Time-strapped drivers are applying make-up, programming their sat-nav, and even shaving while on the move, according to motoring solicitor Matthew Reynolds of Just Motor Law.
Reynolds said that hectic schedules have led to people playing ‘Russian Roulette’ with their own lives and those of other drivers, leaving themselves open to fines, convictions, and even jail as a result.
His comments follow news that the Department for Transport is to crackdown on drivers caught using handheld mobile phones, with fines and points doubling from next year.
And with a recent RAC survey reporting that 31% of motorists have used a handheld phone behind the wheel, while 14% have taken a photograph or video while driving, the penalties for risk-taking could affect many of the UK’s drivers.
“Most people spend their days trying to cram in more than can feasibly done in the given hours,” Reynolds explained.
“They look to save time where they can – and I have seen many cases in which multi-tasking while sitting in the car has seemed like a time-saving option.
“However, many drivers are simply not aware that their everyday actions, if performed at the same time as operating a vehicle, could constitute an offence.
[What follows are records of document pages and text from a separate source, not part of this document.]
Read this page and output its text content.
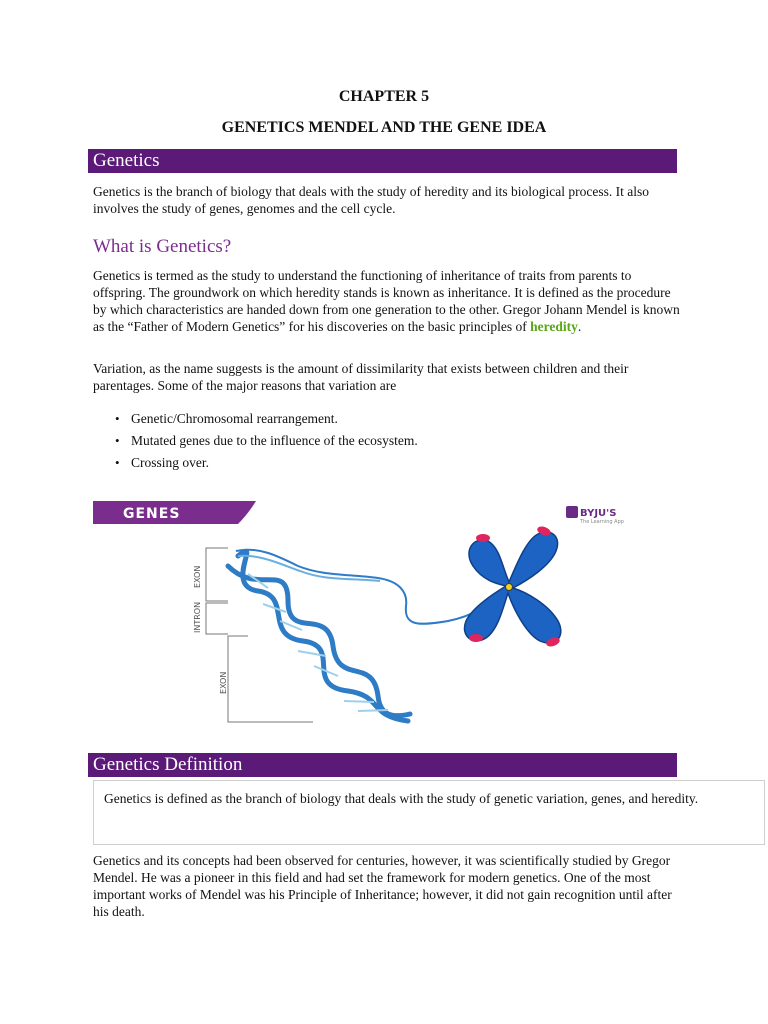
CHAPTER 5
GENETICS MENDEL AND THE GENE IDEA
Genetics

Genetics is the branch of biology that deals with the study of heredity and its biological process. It also involves the study of genes, genomes and the cell cycle.

What is Genetics?

Genetics is termed as the study to understand the functioning of inheritance of traits from parents to offspring. The groundwork on which heredity stands is known as inheritance. It is defined as the procedure by which characteristics are handed down from one generation to the other. Gregor Johann Mendel is known as the “Father of Modern Genetics” for his discoveries on the basic principles of heredity.

Variation, as the name suggests is the amount of dissimilarity that exists between children and their parentages. Some of the major reasons that variation are

• Genetic/Chromosomal rearrangement.
• Mutated genes due to the influence of the ecosystem.
• Crossing over.
GENES	BYJU'S
The Learning App
EXON
INTRON
EXON
Genetics Definition

Genetics is defined as the branch of biology that deals with the study of genetic variation, genes, and heredity.

Genetics and its concepts had been observed for centuries, however, it was scientifically studied by Gregor Mendel. He was a pioneer in this field and had set the framework for modern genetics. One of the most important works of Mendel was his Principle of Inheritance; however, it did not gain recognition until after his death.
That includes drinking coffee or any other beverage, sending emails, or even changing a CD.”
The use of mobile phones while behind the wheel has been identified as one of the biggest distractions, and the Government’s new rules will result in guilty drivers being hit by six points on their licence and facing a £200 fine.
According to Reynolds, the law already makes clear that it is an offence to ‘use’ a mobile phone while driving, but the crackdown will make the penalties for doing so even tougher.
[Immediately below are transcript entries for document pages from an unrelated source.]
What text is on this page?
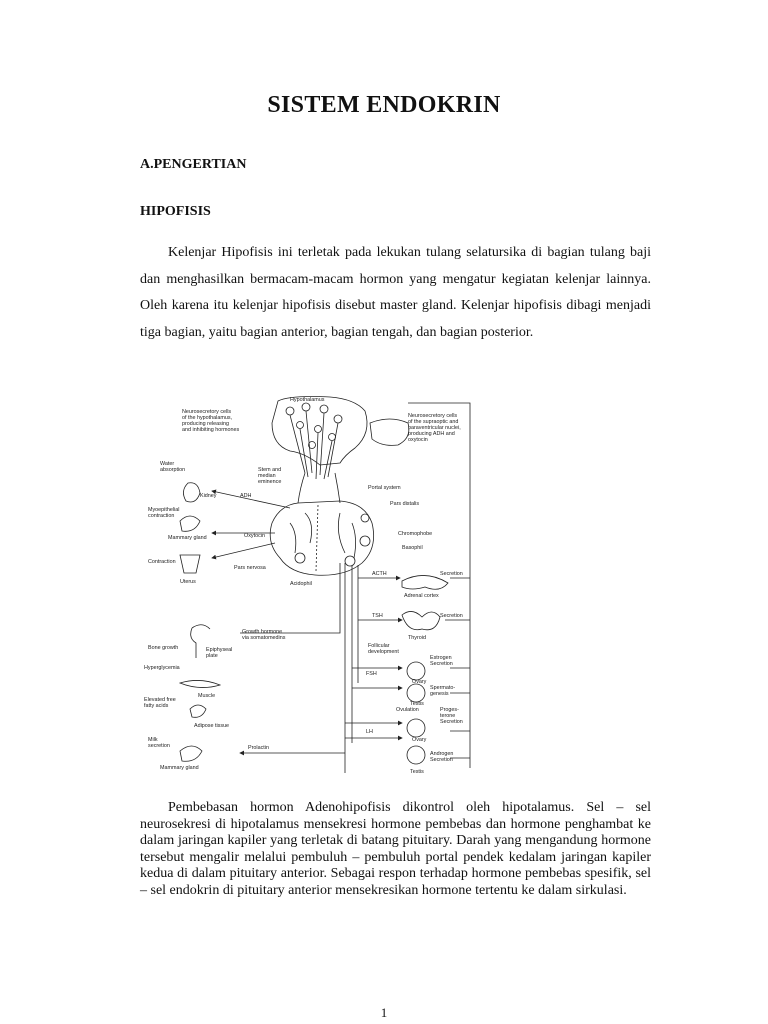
SISTEM ENDOKRIN
A.PENGERTIAN
HIPOFISIS
Kelenjar Hipofisis ini terletak pada lekukan tulang selatursika di bagian tulang baji dan menghasilkan bermacam-macam hormon yang mengatur kegiatan kelenjar lainnya. Oleh karena itu kelenjar hipofisis disebut master gland. Kelenjar hipofisis dibagi menjadi tiga bagian, yaitu bagian anterior, bagian tengah, dan bagian posterior.
Hypothalamus
Neurosecretory cells
of the hypothalamus,
producing releasing
and inhibiting hormones
Neurosecretory cells
of the supraoptic and
paraventricular nuclei,
producing ADH and
oxytocin
Water
absorption	Stem and
median
eminence
Kidney	ADH
Portal system
Pars distalis
Myoepithelial
contraction
Mammary gland	Oxytocin	Chromophobe
Basophil
Contraction
Uterus
Pars nervosa
Acidophil
ACTH	Secretion
Adrenal cortex
TSH	Secretion
Thyroid
Growth hormone
via somatomedins
Bone growth	Epiphyseal
plate
Follicular
development
Estrogen
Secretion
Hyperglycemia
FSH
Ovary
Muscle
Spermato-
genesis
Elevated free
fatty acids	Testis
Ovulation	Proges-
terone
Secretion
Adipose tissue
LH
Ovary
Milk
secretion	Prolactin
Mammary gland
Androgen
Secretion
Testis
Pembebasan hormon Adenohipofisis dikontrol oleh hipotalamus. Sel – sel neurosekresi di hipotalamus mensekresi hormone pembebas dan hormone penghambat ke dalam jaringan kapiler yang terletak di batang pituitary. Darah yang mengandung hormone tersebut mengalir melalui pembuluh – pembuluh portal pendek kedalam jaringan kapiler kedua di dalam pituitary anterior. Sebagai respon terhadap hormone pembebas spesifik, sel – sel endokrin di pituitary anterior mensekresikan hormone tertentu ke dalam sirkulasi.
1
“’Use’ means to perform some kind of interactive communication function, such as holding a phone while at the wheel,” he explained.
“Dialling a number while driving is unlawful, as is checking emails, sending texts, and certainly taking selfies or posting a status on Facebook.”
But it isn’t just texting or online activities which people are trying to fit in while driving. Cases have also been reported of people applying lipstick, taking selfies and using an electric razor while on the move.
“While these actions aren’t an offence in themselves, if you have something in your hand, such as food, drink, lipstick or a razor while driving, you can be prosecuted for not being in proper control of your vehicle,” explained Reynolds.
“In addition, if you are doing any of these things and it affects your driving, you could be convicted of careless or dangerous driving. If you kill or injure anyone because of poor driving, and it is because you were doing any of those things, that would be a significant aggravating feature – hence the recent case which saw Christopher Gard from Alton being sentenced to nine years for causing death by dangerous driving after sending a text immediately prior to the time of the crash.”
And it isn’t just the more technical acts which could land you in hot water; even replacing a CD could put you at risk of prosection.
“The very act of changing a CD means that one hand has to be taken off the wheel and the driver has to take their eyes off the road,” Reynolds said. “Therefore, it could be argued that in changing a CD you are not in proper control of your vehicle.
“The safest way to protect both yourself and others from getting in trouble with the law and from becoming involved in a road accident is to treat driving as a task in itself, rather than trying to combine it with other jobs.
“The law doesn’t care how busy you are – and sending a quick email while on the move could cost you years in jail.”
Five times drivers have been caught out
1) In November 2015 a woman was caught applying lipstick while driving in Manchester and was given three points on her licence and £100 fine.
2) In February 2014 a man was charged with careless driving after being spotted using a razor on the M5.
3) In January 2016 a female driver ate a banana while stopped in traffic – and was given an on-the-spot £145 fine and three points on her licence as a result.
4) In 2014 a 22-year-old woman was given a £100 fine after being spotted sipping a Slush Puppy while sitting in a South London traffic jam.
5) In July 2015 a video of a woman watching TV while driving went viral after another driver filmed her in the act.